Masha Gessen
Piecing together the chronology, it becomes apparent what sort of pressure Gessen must have been under while writing this book. Asked whether she felt the same urgency while writing her bestselling book The Man Without a Face: The Unlikely Rise of Vladimir Putin — an equally necessary examination of contemporary Russia — Gessen recalls, “I was careful enough when I was writing my Putin book, I kept it secret. So no one knows… except for my editor and my partner. And my research assistant. That’s it.” She says this with an edge of stoicism that seems necessary for any journalist in the sort of spotlight Gessen had occupied for years before writing either book, as both a journalist and a very public face of Russia’s LGBTQA community.
And Gessen is truly a journalist in the truest, most courageous sense of the word, producing groundbreaking work in an environment where both her personal and professional lives put her at great risk. Several times throughout our conversation she mentions slain Russian journalist Anna Politkovskaya, whose unsolved 2006 murder stands as the prime example of the risks of writing about Russian politics. “I think the lesson they drew from that is, don’t kill journalists who are well known in the West,” Gessen says. But closer to home, the country’s frightening oppression of its LGBTQA citizens made her realize that, “If there’s a chance that social services will go after my kids, then there’s no acceptable level of that risk.”
Gessen knows she’s made some very powerful enemies in Russia, but just like the subjects in her book, she admits that she can “live with some high level of risk” that comes with her occupation. Like Pussy Riot, she wants to see change, and her work is living proof of that, yet she admits that there comes a point when a new strategy is in order: “With the anti-gay laws, it got personal.
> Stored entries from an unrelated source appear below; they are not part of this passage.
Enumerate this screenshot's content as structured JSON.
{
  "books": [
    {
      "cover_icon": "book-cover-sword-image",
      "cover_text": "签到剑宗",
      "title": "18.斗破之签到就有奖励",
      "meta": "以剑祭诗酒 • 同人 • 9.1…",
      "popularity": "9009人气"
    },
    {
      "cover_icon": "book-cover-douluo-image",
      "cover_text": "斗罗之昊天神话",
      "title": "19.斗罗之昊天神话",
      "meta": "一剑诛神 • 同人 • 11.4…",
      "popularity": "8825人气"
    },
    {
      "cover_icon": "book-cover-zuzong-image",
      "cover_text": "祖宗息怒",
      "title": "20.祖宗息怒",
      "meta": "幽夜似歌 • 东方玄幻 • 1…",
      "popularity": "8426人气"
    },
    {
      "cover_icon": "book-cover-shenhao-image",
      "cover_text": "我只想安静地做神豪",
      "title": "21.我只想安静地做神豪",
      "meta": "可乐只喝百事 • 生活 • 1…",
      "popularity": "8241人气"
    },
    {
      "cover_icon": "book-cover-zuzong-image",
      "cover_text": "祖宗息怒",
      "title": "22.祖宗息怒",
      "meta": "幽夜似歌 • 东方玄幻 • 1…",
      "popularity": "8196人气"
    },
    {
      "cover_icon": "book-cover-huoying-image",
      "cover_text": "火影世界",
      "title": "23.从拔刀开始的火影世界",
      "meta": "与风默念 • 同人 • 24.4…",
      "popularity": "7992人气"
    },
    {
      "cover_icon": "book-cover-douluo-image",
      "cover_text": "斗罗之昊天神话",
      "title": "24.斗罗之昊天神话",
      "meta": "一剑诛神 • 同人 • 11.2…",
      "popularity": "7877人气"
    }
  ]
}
And that’s a little different. Obviously it’s personal.”
In writing the real story of Pussy Riot, Words Will Break Cement is exemplary of what Gessen excels at as a journalist: educating the English-speaking world about Russia through a topic that has global name recognition and support. Just as Man Without a Face helped readers outside of Russia to better understand Putin’s history and motivations, Words Will Break Cement both gives us Pussy Riot’s story, and shows us the lengths to which Putin and his underlings will go to silence any opposition. Obviously the plan backfired, and the entire world learned of this group of women wearing neon balaclavas screaming about a “Russian riot riot riot.” It embarrassed Putin and his cronies on an international level, and Gessen reflects that — even after over two decades of political activism — “all of us in Russia went through this whole growth process, and that’s a testament to what a great work of art [Pussy Riot] actually created.”